The quality of the invariant mass reconstruction of the di-τ system is crucial for searches and analyses of di-τ resonances. Due to the presence of neutrinos in the final state, the τ τ invariant mass cannot be calculated directly at hadron colliders, where the longitudinal momentum sum constraint cannot be applied. A number of approaches have been adopted to mitigate this issue. The most general one uses Matrix Element (ME) integration for likelihood estimation, followed by invariant mass reconstruction as the value maximizing the likelihood. However, this method has a significant computational cost due to the need for integration over the phase space of the decay products. We propose an algorithm that reduces the computational cost by two orders of magnitude, while maintaining the resolution of the invariant mass reconstruction at a level comparable to the ME-based method. Moreover, we introduce additional features to estimate the uncertainty of the reconstructed mass and the kinematics of the initial τ leptons (e.g., their momenta).

Figures (8)

• Figure 1: Example of tau decay in electron channel $\tau^- \rightarrow e^- \nu_\tau \bar{\nu}_e$. The top picture shows the division of decay products -- invisible products (neutrinos) are marked with red, while visible products are marked with blue. Light-grey color marks the $\tau^-$ decay cone. Bottom picture shows the definition of Gottfried-Jackson $\theta_{GJ}$ and the $\phi$ angles.
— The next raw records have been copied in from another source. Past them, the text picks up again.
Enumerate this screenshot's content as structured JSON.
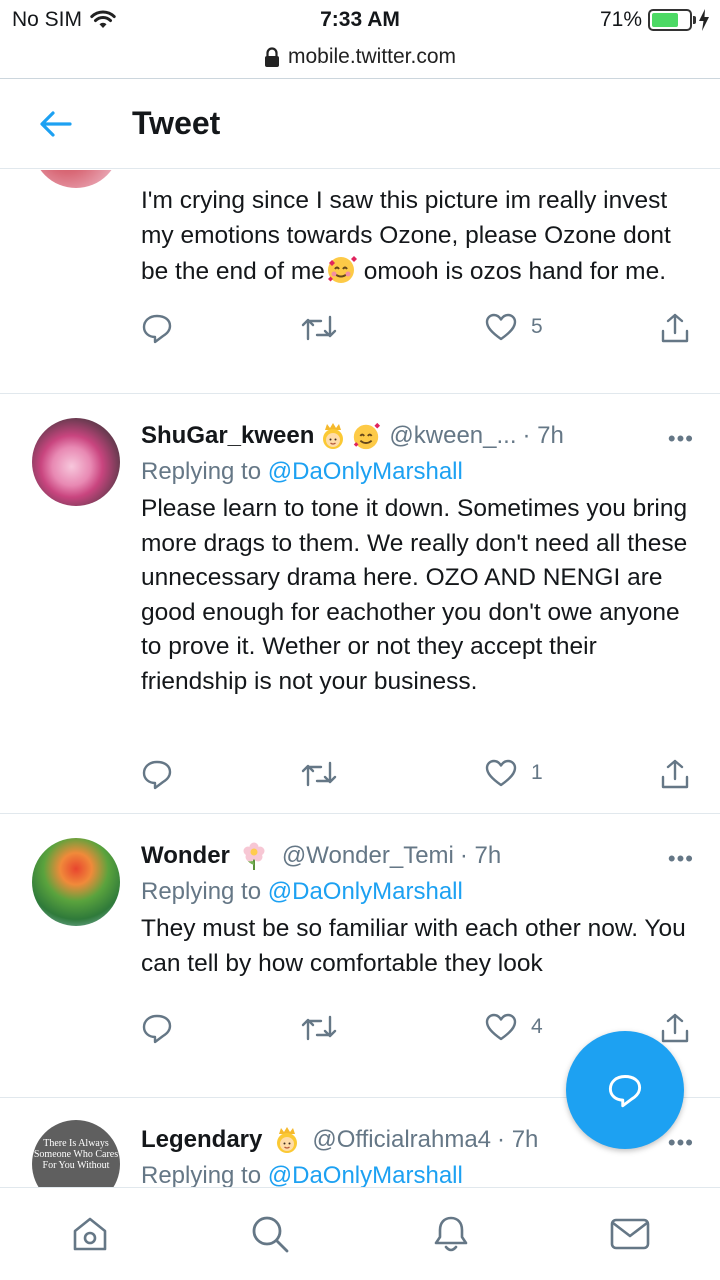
{
  "status_bar": {
    "carrier": "No SIM",
    "time": "7:33 AM",
    "battery_percent": "71%",
    "battery_level": 0.71,
    "url": "mobile.twitter.com"
  },
  "header": {
    "title": "Tweet"
  },
  "tweets": [
    {
      "text": "I'm crying since I saw this picture im really invest my emotions towards Ozone, please Ozone dont be the end of me",
      "text_tail": " omooh is ozos hand for me.",
      "likes": "5",
      "icons": [
        "reply-icon",
        "retweet-icon",
        "heart-icon",
        "share-icon"
      ]
    },
    {
      "name": "ShuGar_kween",
      "name_emojis": [
        "princess-emoji",
        "smiling-face-with-hearts-emoji"
      ],
      "handle": "@kween_...",
      "time": "· 7h",
      "reply_prefix": "Replying to ",
      "reply_to": "@DaOnlyMarshall",
      "text": "Please learn to tone it down. Sometimes you bring more drags to them. We really don't need all these unnecessary drama here. OZO AND NENGI are good enough for eachother you don't owe anyone to prove it. Wether or not they accept their friendship is not your business.",
      "likes": "1"
    },
    {
      "name": "Wonder",
      "name_emojis": [
        "blossom-emoji"
      ],
      "handle": "@Wonder_Temi",
      "time": "· 7h",
      "reply_prefix": "Replying to ",
      "reply_to": "@DaOnlyMarshall",
      "text": "They must be so familiar with each other now. You can tell by how comfortable they look",
      "likes": "4"
    },
    {
      "name": "Legendary",
      "name_emojis": [
        "princess-emoji"
      ],
      "handle": "@Officialrahma4",
      "time": "· 7h",
      "reply_prefix": "Replying to ",
      "reply_to": "@DaOnlyMarshall",
      "avatar_text": "There Is Always Someone Who Cares For You Without"
    }
  ],
  "more_label": "•••",
  "bottom_nav": [
    "home-icon",
    "search-icon",
    "notifications-icon",
    "messages-icon"
  ],
  "colors": {
    "accent": "#1da1f2",
    "secondary_text": "#657786",
    "divider": "#e1e8ed"
  }
}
• Figure 2: The likelihood map on the ($x_1, x_2$) plane for a single event. The red cross marks the position of the likelihood maximum, while the blue contour limits the area in which there is $\sim 68\%$ (1 $\sigma$) probability to choose the true mass.
• Figure 4: Time needed to calculate the masses for a given number of cases. The figure shows a comparison between the NumPy implementation (blue line), using batch processing (orange line), and both batch and multiprocessing (green line).
• Figure 5: Reconstruction of the $Z^0$ (left) and Higgs (right) bosons' mass with the fastMTT algorithm. The x-axis represents the invariant mass of the reconstructed di-tau system, while the y-axis represents event density.
• Figure 6: Relative resolution of $\tau\tau$ reconstruction for $Z^0$ (left) and Higgs (right) bosons. The x-axis represents the relative resolution of the mass reconstruction, while the y-axis represents event density.